29 outubro 2004

Como eu

Minha amiga e eu curtíamos um show num desses bares/boate com música ao vivo. Sujeito se aproxima dela e manda uma cantada. Ela dispensa, mas o cara é do tipo vendedor de seguros - não aceita não como resposta. Insiste. Um mala.

Ela vira pra mim:

- Pelo amoooor de Deus, me livra desse encosto.
- O que é que eu faço?
- Sei lá, qualquer coisa. Qualquer coisa mesmo, mas me livra.

Solidariedade instantânea. Homem pegajoso é pior que sarna. Mas estou sem imaginação; pergunto a ela, outra vez, o que fazer.

- Sei lá, pô! Diz que a gente é namorada!
- Tá doida?
- Que é que tem? Muito comum, hoje. Manda essa, vai colar.

Eu, quando dou para ser cara-de-pau, é com dedicação esportiva. Me estiquei toda e mirei o rapaz. Um e setenta, se tanto. Eu + meu salto = 1,80m, e passando. Cheguei bem perto e olhei nos olhos dele:

- Boa noite. (Séria) Eu não queria ser indelicada, mas a moça tá acompanhada.
- Jura??? (Ele, olhando para os lados)
- Sim. E muito bem acompanhada, por sinal.
- Ué... mas estou aqui há meia hora, e ainda não vi ninguém...
- Tem certeza? (Olhando fixo) Ninguém mesmo?

Ele titubeou um pouco. Olhou para os lados. De repente, me olhou e deu um pulo:

- Ai meu Deus!!! Sério??? Não pode ser...
- Não pode ser o quê? (Aumentando o tom de voz, ameaçando me sentir ofendida).
- Não, quer dizer, não é isso, claro que pode ser, mas, você sabe, eu jamais ia imaginar, vocês duas, que dizer, nada contra, ou seja, mas é estranho, estranho não, diferente, quer dizer, hoje é muito comum, você olha e nem diz, veja bem, que coisa, eu, eu... me desculpe.

Dei um tapinha nas costas dele e uma piscaldela.

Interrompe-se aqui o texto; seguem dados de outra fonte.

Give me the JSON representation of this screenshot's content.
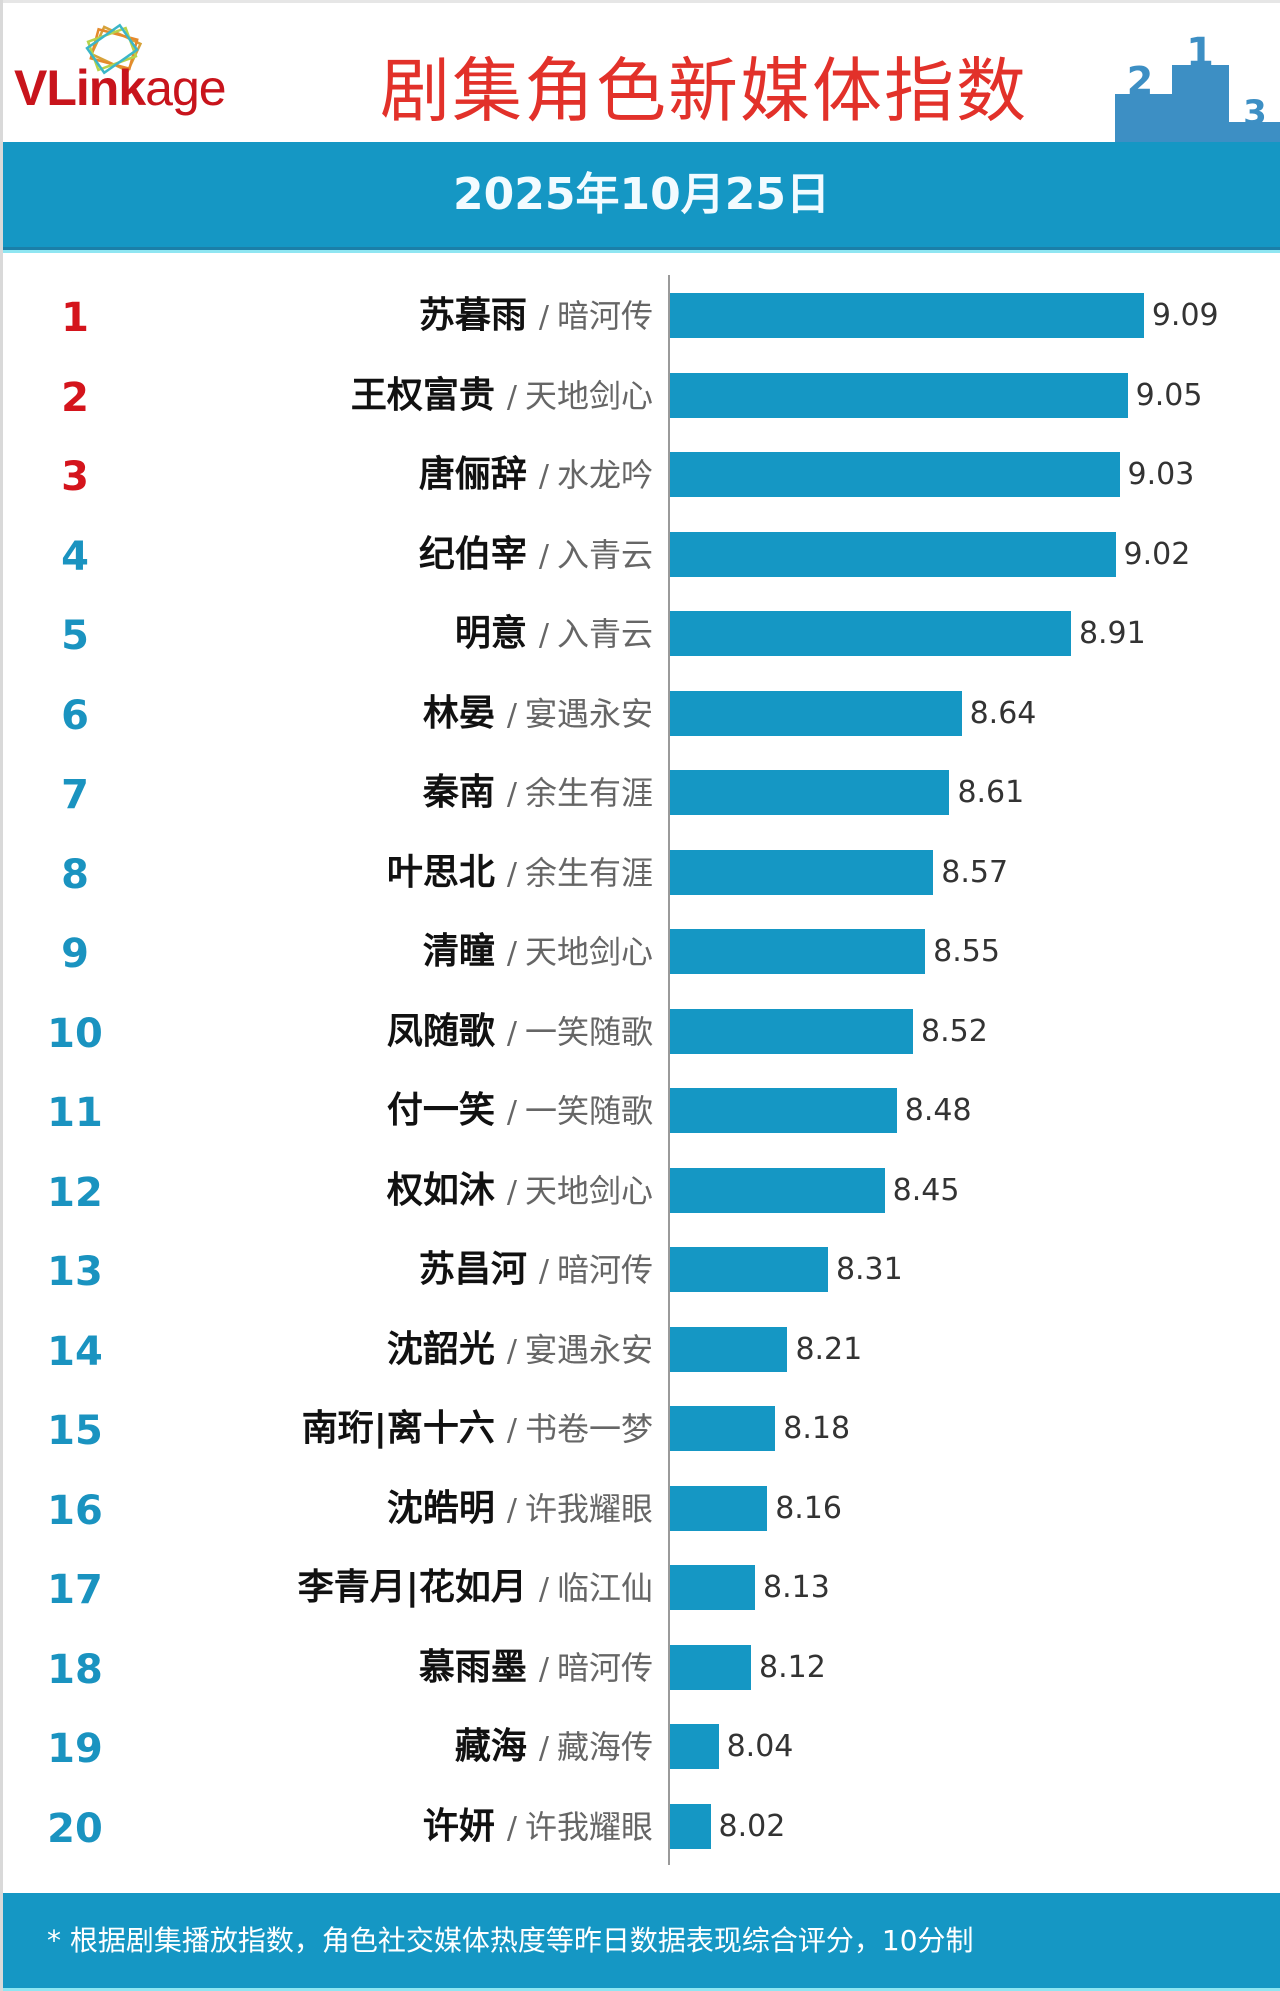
{
  "header": {
    "logo": {
      "bold": "VLink",
      "light": "age"
    },
    "title": "剧集角色新媒体指数",
    "podium": {
      "first": "1",
      "second": "2",
      "third": "3"
    },
    "date": "2025年10月25日"
  },
  "colors": {
    "band": "#1597c4",
    "bar": "#1597c4",
    "title": "#e2312a",
    "rank_top3": "#d4141c",
    "rank_other": "#1a93c0",
    "podium": "#3d8fc4"
  },
  "ranking": [
    {
      "rank": "1",
      "name": "苏暮雨",
      "drama": "暗河传",
      "value": "9.09"
    },
    {
      "rank": "2",
      "name": "王权富贵",
      "drama": "天地剑心",
      "value": "9.05"
    },
    {
      "rank": "3",
      "name": "唐俪辞",
      "drama": "水龙吟",
      "value": "9.03"
    },
    {
      "rank": "4",
      "name": "纪伯宰",
      "drama": "入青云",
      "value": "9.02"
    },
    {
      "rank": "5",
      "name": "明意",
      "drama": "入青云",
      "value": "8.91"
    },
    {
      "rank": "6",
      "name": "林晏",
      "drama": "宴遇永安",
      "value": "8.64"
    },
    {
      "rank": "7",
      "name": "秦南",
      "drama": "余生有涯",
      "value": "8.61"
    },
    {
      "rank": "8",
      "name": "叶思北",
      "drama": "余生有涯",
      "value": "8.57"
    },
    {
      "rank": "9",
      "name": "清瞳",
      "drama": "天地剑心",
      "value": "8.55"
    },
    {
      "rank": "10",
      "name": "凤随歌",
      "drama": "一笑随歌",
      "value": "8.52"
    },
    {
      "rank": "11",
      "name": "付一笑",
      "drama": "一笑随歌",
      "value": "8.48"
    },
    {
      "rank": "12",
      "name": "权如沐",
      "drama": "天地剑心",
      "value": "8.45"
    },
    {
      "rank": "13",
      "name": "苏昌河",
      "drama": "暗河传",
      "value": "8.31"
    },
    {
      "rank": "14",
      "name": "沈韶光",
      "drama": "宴遇永安",
      "value": "8.21"
    },
    {
      "rank": "15",
      "name": "南珩|离十六",
      "drama": "书卷一梦",
      "value": "8.18"
    },
    {
      "rank": "16",
      "name": "沈皓明",
      "drama": "许我耀眼",
      "value": "8.16"
    },
    {
      "rank": "17",
      "name": "李青月|花如月",
      "drama": "临江仙",
      "value": "8.13"
    },
    {
      "rank": "18",
      "name": "慕雨墨",
      "drama": "暗河传",
      "value": "8.12"
    },
    {
      "rank": "19",
      "name": "藏海",
      "drama": "藏海传",
      "value": "8.04"
    },
    {
      "rank": "20",
      "name": "许妍",
      "drama": "许我耀眼",
      "value": "8.02"
    }
  ],
  "separator": "/",
  "footer": {
    "note": "* 根据剧集播放指数，角色社交媒体热度等昨日数据表现综合评分，10分制"
  },
  "chart_data": {
    "type": "bar",
    "orientation": "horizontal",
    "title": "剧集角色新媒体指数",
    "subtitle": "2025年10月25日",
    "categories": [
      "苏暮雨 / 暗河传",
      "王权富贵 / 天地剑心",
      "唐俪辞 / 水龙吟",
      "纪伯宰 / 入青云",
      "明意 / 入青云",
      "林晏 / 宴遇永安",
      "秦南 / 余生有涯",
      "叶思北 / 余生有涯",
      "清瞳 / 天地剑心",
      "凤随歌 / 一笑随歌",
      "付一笑 / 一笑随歌",
      "权如沐 / 天地剑心",
      "苏昌河 / 暗河传",
      "沈韶光 / 宴遇永安",
      "南珩|离十六 / 书卷一梦",
      "沈皓明 / 许我耀眼",
      "李青月|花如月 / 临江仙",
      "慕雨墨 / 暗河传",
      "藏海 / 藏海传",
      "许妍 / 许我耀眼"
    ],
    "values": [
      9.09,
      9.05,
      9.03,
      9.02,
      8.91,
      8.64,
      8.61,
      8.57,
      8.55,
      8.52,
      8.48,
      8.45,
      8.31,
      8.21,
      8.18,
      8.16,
      8.13,
      8.12,
      8.04,
      8.02
    ],
    "xlabel": "",
    "ylabel": "",
    "data_labels": true,
    "grid": false,
    "legend": null,
    "note": "* 根据剧集播放指数，角色社交媒体热度等昨日数据表现综合评分，10分制"
  }
}
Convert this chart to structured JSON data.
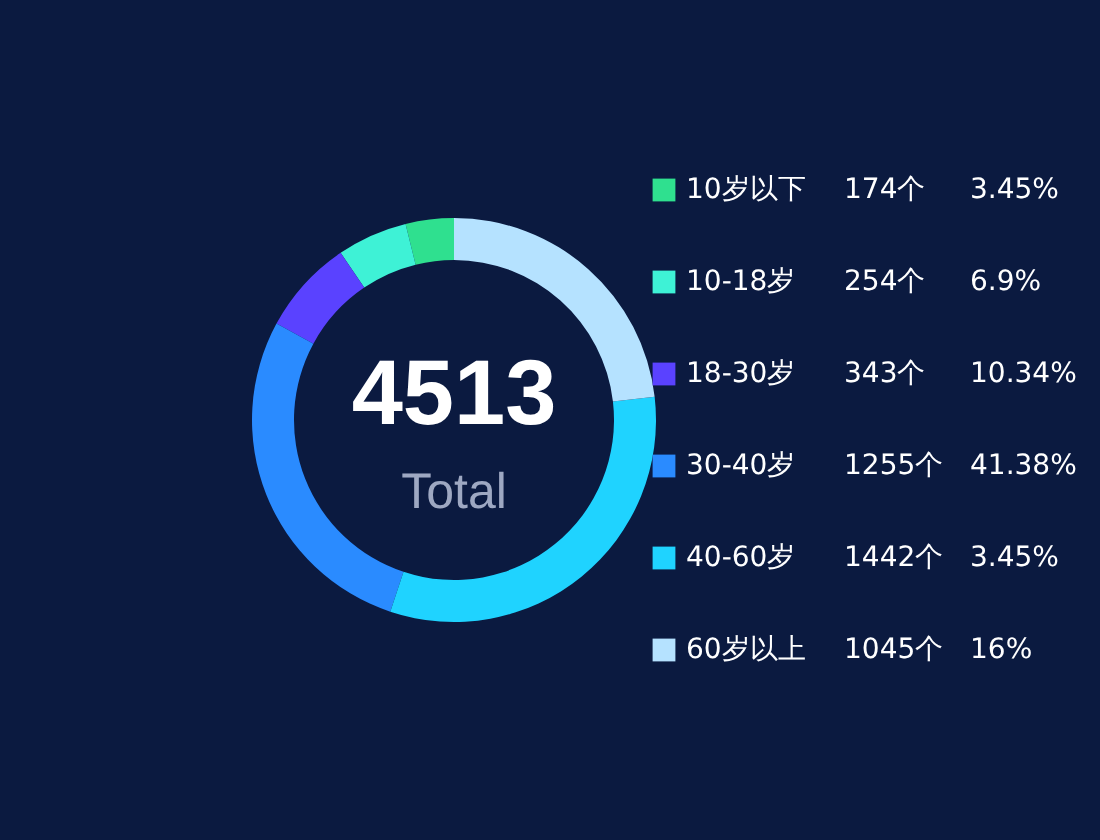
{
  "chart_data": {
    "type": "donut",
    "title": "4513",
    "subtitle": "Total",
    "categories": [
      "10岁以下",
      "10-18岁",
      "18-30岁",
      "30-40岁",
      "40-60岁",
      "60岁以上"
    ],
    "values": [
      174,
      254,
      343,
      1255,
      1442,
      1045
    ],
    "value_labels": [
      "174个",
      "254个",
      "343个",
      "1255个",
      "1442个",
      "1045个"
    ],
    "annotations": [
      "3.45%",
      "6.9%",
      "10.34%",
      "41.38%",
      "3.45%",
      "16%"
    ],
    "colors": [
      "#2fe08f",
      "#3ef2d6",
      "#5a42ff",
      "#2a8bff",
      "#1fd3ff",
      "#b5e2ff"
    ],
    "legend": "right"
  }
}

- Imagina, amigo... isso acontece toda hora. Esquece.
- É, deve acontecer mesmo (secando o suor do rosto, parecendo um pouco aliviado)... a propósito, que belo casal!
- Muito obrigada.
- E você tem muito bom gosto... aliás, como eu... (e, súbito, resolveu se corrigir) Ops! Quer dizer, COMO EU, não! Come você, que tem mais sorte. Hehe.

Depois dessa pérola infame, os três caíram na risada.

Mas ninguém comeu ninguém.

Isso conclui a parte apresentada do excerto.